Jamal Crawford leads the Clipper bench gang, averaging 16.5 points in 29.5 minutes a game. That is the second-highest average on the squad, trailing only Griffin’s 18 point-per-game average. Matt Barnes is averaging just a shade less than 10 points a game off the bench, providing energy and production. Eric Bledsoe is quarterbacking the second unit and averages 9.7 points and almost three assists a night.

While the Clippers have only three players averaging double figures (Paul is at 16 points a game), seven players are averaging more than nine points a night (Caron Butler is at 9.7 PPG and DeAndre Jordan gets 9.6 a night).

Jordan’s improvement on the offensive end has been one of the surprises of the 2012-13 season thus far. Jordan’s effective shooting range prior to this year had been dunks, but he’s added some effective post moves to his repertoire. He even posted back-to-back 20-point games in November—a career first. The Clippers don’t need Jordan to emerge as a 20-10 superstar in the paint, but if he can be respectable enough that opponents have to account for him, it opens up things for Griffin and the guards.

Another major factor for the Clippers has been Bledsoe, who is averaging 20-5-5 with three steals per 36 minutes. Those are All-Star numbers; the only problem is that Bledsoe is getting less than 19 minutes right now and that number may go down when Billups is healthy.

Crawford, meanwhile, was not a signing that was universally hailed—many thought the Clippers should pursue shooters such as Courtney Lee or Ray Allen. All Crawford has done is lead the league in bench scoring and fourth-quarter scoring this season and has put himself at the front of the class for the Sixth Man of the Year award.
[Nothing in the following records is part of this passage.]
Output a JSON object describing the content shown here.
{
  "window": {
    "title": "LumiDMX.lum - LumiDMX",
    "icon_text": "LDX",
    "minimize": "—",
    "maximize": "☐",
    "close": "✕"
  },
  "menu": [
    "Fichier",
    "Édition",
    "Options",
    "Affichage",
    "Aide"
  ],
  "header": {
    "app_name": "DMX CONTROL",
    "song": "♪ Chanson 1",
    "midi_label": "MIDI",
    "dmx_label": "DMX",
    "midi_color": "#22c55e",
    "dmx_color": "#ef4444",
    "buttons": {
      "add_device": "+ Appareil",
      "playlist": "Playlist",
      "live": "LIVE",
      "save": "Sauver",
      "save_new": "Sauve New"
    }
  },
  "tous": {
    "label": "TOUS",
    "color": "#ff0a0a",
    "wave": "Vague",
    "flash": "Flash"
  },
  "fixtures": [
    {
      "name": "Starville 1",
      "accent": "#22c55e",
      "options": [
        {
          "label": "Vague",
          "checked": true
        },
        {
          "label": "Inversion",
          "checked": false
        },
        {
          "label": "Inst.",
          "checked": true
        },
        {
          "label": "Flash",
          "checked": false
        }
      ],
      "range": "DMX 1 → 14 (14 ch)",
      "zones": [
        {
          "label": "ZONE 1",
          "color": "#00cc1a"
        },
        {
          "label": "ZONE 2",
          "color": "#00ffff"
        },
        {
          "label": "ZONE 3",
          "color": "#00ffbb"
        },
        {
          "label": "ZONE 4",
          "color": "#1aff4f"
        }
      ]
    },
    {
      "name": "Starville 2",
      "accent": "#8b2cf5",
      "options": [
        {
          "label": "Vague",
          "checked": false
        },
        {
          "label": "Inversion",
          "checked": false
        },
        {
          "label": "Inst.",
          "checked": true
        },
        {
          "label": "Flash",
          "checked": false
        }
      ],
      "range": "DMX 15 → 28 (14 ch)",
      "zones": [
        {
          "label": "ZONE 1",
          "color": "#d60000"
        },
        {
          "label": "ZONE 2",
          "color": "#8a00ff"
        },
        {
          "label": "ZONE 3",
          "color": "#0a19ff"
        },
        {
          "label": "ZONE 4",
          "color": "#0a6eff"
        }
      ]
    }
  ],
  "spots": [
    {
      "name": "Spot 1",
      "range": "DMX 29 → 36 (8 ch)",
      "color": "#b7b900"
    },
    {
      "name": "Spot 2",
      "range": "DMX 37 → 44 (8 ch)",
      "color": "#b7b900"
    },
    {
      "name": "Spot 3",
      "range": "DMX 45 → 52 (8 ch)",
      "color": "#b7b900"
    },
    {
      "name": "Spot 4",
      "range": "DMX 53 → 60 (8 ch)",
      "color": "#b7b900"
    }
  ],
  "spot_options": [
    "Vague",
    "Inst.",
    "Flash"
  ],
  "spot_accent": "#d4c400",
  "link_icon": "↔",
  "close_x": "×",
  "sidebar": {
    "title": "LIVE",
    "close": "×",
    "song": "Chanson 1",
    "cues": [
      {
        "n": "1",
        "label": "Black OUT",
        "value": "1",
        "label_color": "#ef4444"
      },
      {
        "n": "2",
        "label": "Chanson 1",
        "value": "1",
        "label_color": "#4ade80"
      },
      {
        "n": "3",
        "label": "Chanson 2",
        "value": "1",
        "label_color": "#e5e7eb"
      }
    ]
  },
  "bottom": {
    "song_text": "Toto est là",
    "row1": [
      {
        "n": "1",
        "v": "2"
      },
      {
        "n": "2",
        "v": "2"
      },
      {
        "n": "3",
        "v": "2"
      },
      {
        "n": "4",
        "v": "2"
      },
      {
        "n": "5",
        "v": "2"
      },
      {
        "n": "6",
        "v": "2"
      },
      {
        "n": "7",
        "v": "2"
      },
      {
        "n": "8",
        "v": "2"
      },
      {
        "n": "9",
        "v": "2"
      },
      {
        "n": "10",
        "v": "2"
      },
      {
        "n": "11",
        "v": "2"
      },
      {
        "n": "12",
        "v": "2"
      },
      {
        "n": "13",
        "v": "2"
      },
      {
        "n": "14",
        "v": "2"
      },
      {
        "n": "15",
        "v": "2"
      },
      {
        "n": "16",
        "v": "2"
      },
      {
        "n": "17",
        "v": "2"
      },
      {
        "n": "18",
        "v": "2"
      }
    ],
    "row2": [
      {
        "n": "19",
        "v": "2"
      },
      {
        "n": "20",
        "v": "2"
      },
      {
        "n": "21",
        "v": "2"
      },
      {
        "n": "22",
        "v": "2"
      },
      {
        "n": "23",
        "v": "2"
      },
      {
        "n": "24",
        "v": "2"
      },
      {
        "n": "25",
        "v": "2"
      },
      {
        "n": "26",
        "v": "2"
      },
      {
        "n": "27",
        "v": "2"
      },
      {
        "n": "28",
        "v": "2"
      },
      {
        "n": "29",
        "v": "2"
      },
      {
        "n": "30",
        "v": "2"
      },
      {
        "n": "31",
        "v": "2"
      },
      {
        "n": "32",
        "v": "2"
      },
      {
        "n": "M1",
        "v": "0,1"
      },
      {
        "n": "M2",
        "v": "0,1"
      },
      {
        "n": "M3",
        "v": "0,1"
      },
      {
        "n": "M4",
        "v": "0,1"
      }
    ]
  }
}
While coach Vinny Del Negro will never be confused with Larry Brown as a courtside tactician, what Del Negro is doing works for the Clippers. He keeps it simple; turning the offense over to Paul and letting the game’s best pure point guard create.

Put it all together and what you have is a Los Angeles Clippers’ squad that may reach unprecedented heights, which for this franchise would only require winning a division and reaching the conference finals for the first time in its history.